By RJ Larzo     Jan 4, 2016 in Politics
Washington - In an effort to curb gun violence in the U.S., President Barack Obama is looking for ways to take the issue of gun control out of the hands of Congress.
President Barack Obama announced on Friday that he is exploring unilateral avenues of action to keep guns out of the hands of “a dangerous few.”
Obama's announcement comes in the wake of a recent string of high-profile mass shootings, along with an uptick of gun violence across the country. Obama will meet with Attorney General Loretta Lynch on Monday to discuss possible ways of strengthening gun laws without input from a Congress that is increasingly divided over the controversial issue.
In a succinct message to gun rights advocates, Obama made clear his intent to put some distance between Congress and the powerful gun lobby by wresting control of the issue himself. Obama accused the gun lobby of wanting to make guns “effortlessly available” to anyone, during his weekly radio address. He also said that the gun lobby is loud and well-organized, and called for those Americans who are in favor of stiffer regulations to become just as organized and passionate.

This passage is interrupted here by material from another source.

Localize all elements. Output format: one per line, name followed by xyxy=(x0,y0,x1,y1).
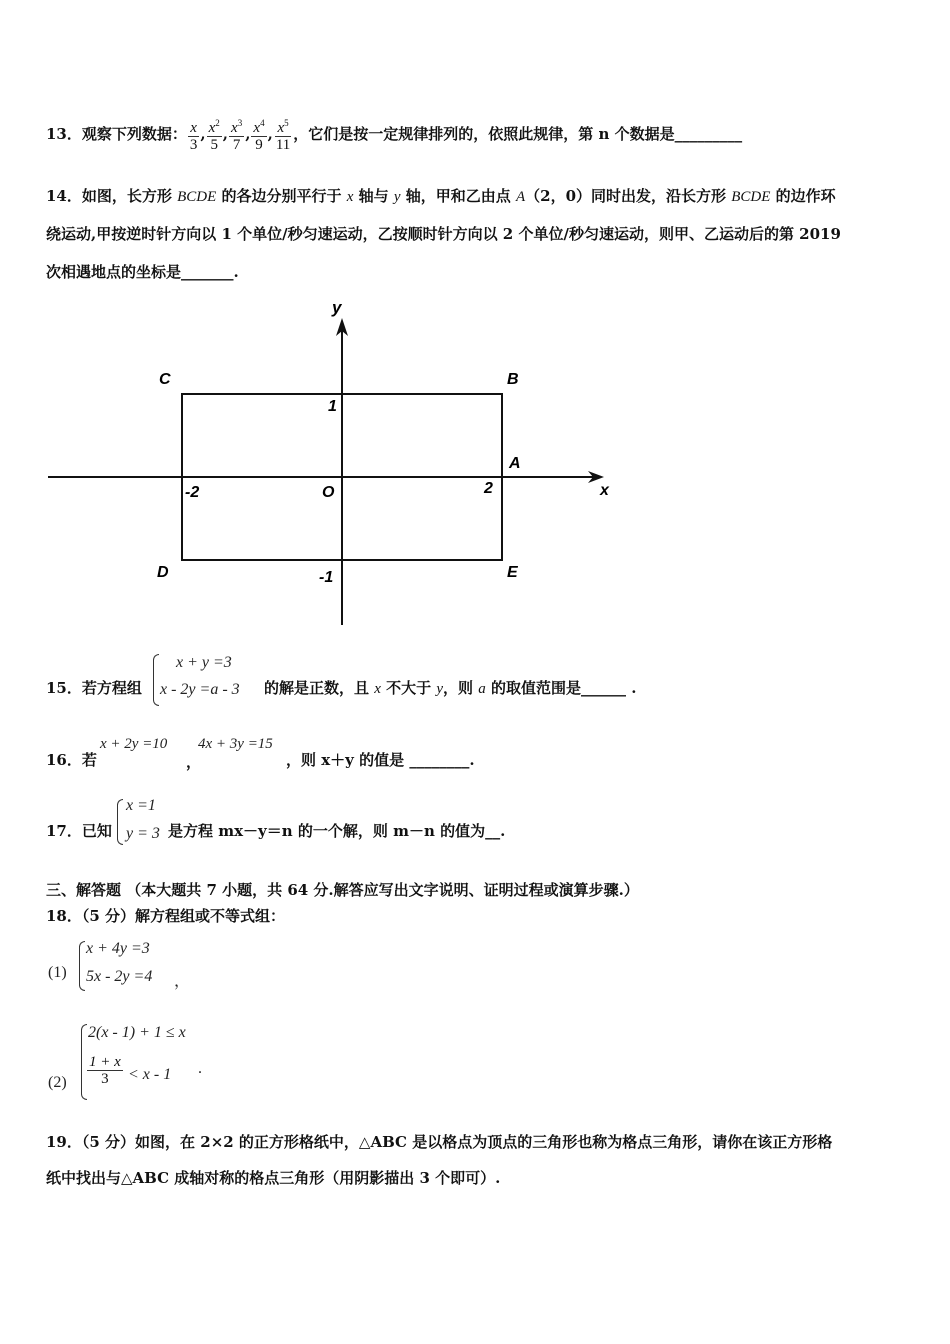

Obama's platform of expanded background checks, in order to legally purchase firearms, has met with stiff opposition from those who fear that such expansion could lead to even broader measures that may eventually criminalize all gun ownership. Although Obama's proposal seems innocuous enough, it is certain to face a flurry of legal challenges, should he find a way to enact it without the endorsement of Congress.

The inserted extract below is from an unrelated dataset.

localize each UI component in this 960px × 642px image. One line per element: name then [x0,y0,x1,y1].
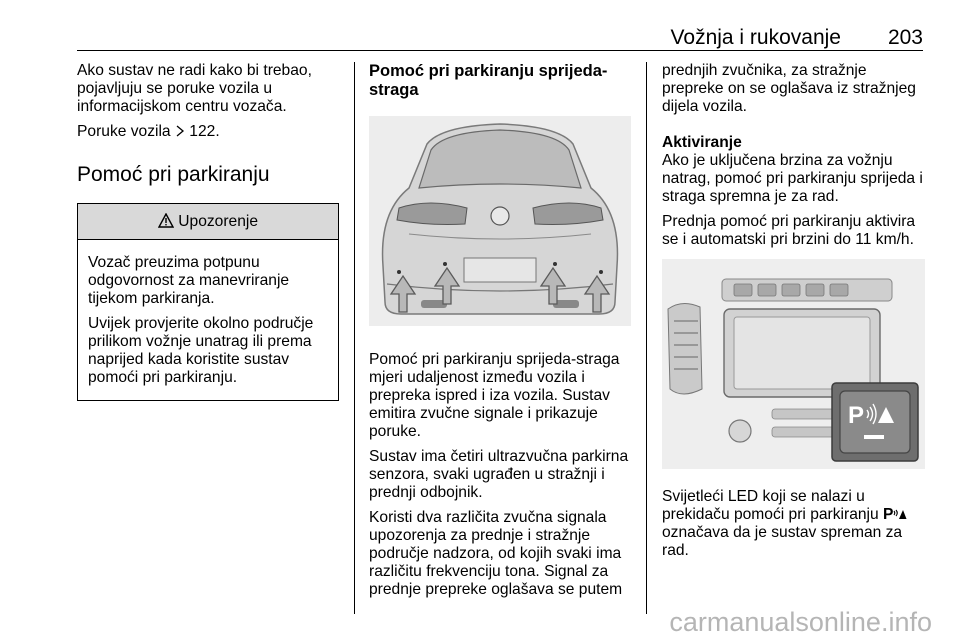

Historically, gun rights advocates have enjoyed the support of powerful organizations such as the National Rifle Association, in addition to backing from the firearms industry. The NRA is the most powerful lobby in Washington, with huge coffers at its disposal and the ability to rally its more than 4 million members in defense of gun ownership and the Second Amendment.
The NRA has been a driving influence on the American political landscape for the past three decades. The political clout wielded by the NRA in the halls of Congress is such that both Democrats and Republicans are reluctant to stand in the way of its ambitions for fear of reprisals. Over the years, the NRA has been key in successfully blocking several pieces of gun legislation and instrumental in overturning regulations currently on the books.
For example, NRA pressure thwarted the renewal of the 1993 Assault Weapons Ban Act, when it expired in 2004 and also led the charge that killed the 2013 Assault Weapons Ban Act. However, for all its power, the NRA has seen defeat, with its most recent one occurring when the U.S. Supreme Court rejected its challenge to a local assault weapons ban in Highland Park, Illinois in Dec. 2015.